Hymenoxys richardsonii

Botanical Name : Hymenoxys richardsonii
Family: Asteraceae
Genus: Hymenoxys
Species:H. richardsonii
Kingdom:Plantae
Order: Asterales

Synonyms:
*Picradenia richardsonii Hook. 1833
*Actinea richardsonii (Hook.) Kuntze
*Actinella richardsonii (Hook.) Nutt.
*Hymenoxys floribunda (A.Gray) Cockerell
*Hymenoxys olivacea Cockerell

Common Names: Pingue Hymenoxys, Pingue rubberweed, Colorado rubberweed

Habitat :Hymenoxys richardsonii is native to Western N. America – Colorado to Saskatchewan and Alberta. It grows on dry, open often rocky hillsides and plains.
Description:
Hymenoxys richardsonii is a polycarpic, perennial sub-shrub or herbaceous perennial plant, usually 7-40 cm tall, with a multi-branched woody base. The flowers are hermaphrodite (have both male and female organs) and are pollinated by Insects.

CLICK & SEE THE PICTURES

Stem is distally branched or multi-stemmed at the woody caudices, normally about 20+cm, either smooth or hairy with uniform coloring.
Leaves are sually divided into 3 linear lobes, rarely simple, smooth or hairy, with an even scattering of small resin glands. Leaves concentrated around the base of the stems.

Inflorescence/flowers are several or many radiate yellow heads, involucres in series of 2 or more with stiff phyllaries with the outer phyllaries united at base; yellow ray flowers, papery yellow disc flowers.

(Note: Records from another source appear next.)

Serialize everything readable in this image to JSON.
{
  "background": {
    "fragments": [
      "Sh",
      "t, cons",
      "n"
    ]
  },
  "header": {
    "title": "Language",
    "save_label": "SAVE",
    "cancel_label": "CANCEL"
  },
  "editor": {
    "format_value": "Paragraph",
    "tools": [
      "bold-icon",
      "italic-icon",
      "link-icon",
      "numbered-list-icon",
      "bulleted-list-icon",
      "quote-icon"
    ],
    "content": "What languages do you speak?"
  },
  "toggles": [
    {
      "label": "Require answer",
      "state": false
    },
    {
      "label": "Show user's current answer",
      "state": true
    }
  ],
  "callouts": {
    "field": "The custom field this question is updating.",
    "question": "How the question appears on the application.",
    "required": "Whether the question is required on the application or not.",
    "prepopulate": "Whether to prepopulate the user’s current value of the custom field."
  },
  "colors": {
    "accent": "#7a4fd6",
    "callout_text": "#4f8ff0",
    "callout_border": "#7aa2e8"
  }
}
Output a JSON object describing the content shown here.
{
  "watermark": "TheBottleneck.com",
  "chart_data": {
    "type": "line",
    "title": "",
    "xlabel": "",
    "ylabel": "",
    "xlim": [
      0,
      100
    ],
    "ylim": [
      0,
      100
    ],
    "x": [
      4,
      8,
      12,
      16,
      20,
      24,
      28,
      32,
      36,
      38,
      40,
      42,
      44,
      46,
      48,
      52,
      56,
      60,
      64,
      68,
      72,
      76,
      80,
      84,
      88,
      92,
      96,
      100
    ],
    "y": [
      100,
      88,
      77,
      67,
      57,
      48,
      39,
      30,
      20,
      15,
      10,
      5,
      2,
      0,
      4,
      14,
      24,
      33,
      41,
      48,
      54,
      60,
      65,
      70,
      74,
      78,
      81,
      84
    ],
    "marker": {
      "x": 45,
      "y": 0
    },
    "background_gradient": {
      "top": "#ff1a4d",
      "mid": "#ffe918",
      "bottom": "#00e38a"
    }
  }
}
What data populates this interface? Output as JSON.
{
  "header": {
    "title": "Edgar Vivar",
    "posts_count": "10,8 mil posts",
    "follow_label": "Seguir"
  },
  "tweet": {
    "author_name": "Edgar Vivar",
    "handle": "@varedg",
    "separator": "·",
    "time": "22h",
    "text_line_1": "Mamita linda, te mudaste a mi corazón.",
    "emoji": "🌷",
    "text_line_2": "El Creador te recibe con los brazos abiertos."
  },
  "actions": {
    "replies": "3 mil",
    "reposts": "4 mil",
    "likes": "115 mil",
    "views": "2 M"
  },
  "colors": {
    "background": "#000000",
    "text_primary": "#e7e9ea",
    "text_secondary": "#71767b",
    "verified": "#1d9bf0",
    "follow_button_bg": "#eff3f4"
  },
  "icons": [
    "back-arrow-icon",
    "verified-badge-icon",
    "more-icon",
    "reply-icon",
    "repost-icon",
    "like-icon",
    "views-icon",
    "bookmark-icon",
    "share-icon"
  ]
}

Fruits are 2-3 mm achene topped with white translucent aristate pappus scales.
Varieties:
*Hymenoxys richardsonii var. floribunda (A.Gray) K.F.Parker – Arizona, Colorado, New Mexico, Texas, Utah
*Hymenoxys richardsonii var. richardsonii – Alberta, Saskatchewan, Colorado, Montana, North Dakota, Utah, Wyoming
Cultivation:
We have almost no information on this species and do not know if it will be hardy in Britain, though judging by its native range it should succeed outdoors in most parts of the country. It is likely to require a sunny position in a dry to moist well-drained soil.
Propagation:
Seed – we have no information on this species but suggest sowing the seed in late winter or early spring in a greenhouse. When they are large enough to handle, prick the seedlings out into individual pots and grow them on in the greenhouse for at least their first winter. Plant them out into their permanent positions in late spring or early summer, after the last expected frosts. Division.
Edible Uses: Gum…..A latex obtained from the root is used as a chewing gum. The skin of the root is used, the gum is obtained by pounding the roots.
Medicinal Uses: Poultice; Stomachic.

An infusion of the roots has been used in the treatment of stomach aches. A poultice of the chewed root has been applied as a dressing on sores and rashes. Among the Zuni people of New Mexico, a poultice of the chewed root applied to sores and rashes, and an infusion of the root is used for stomachache.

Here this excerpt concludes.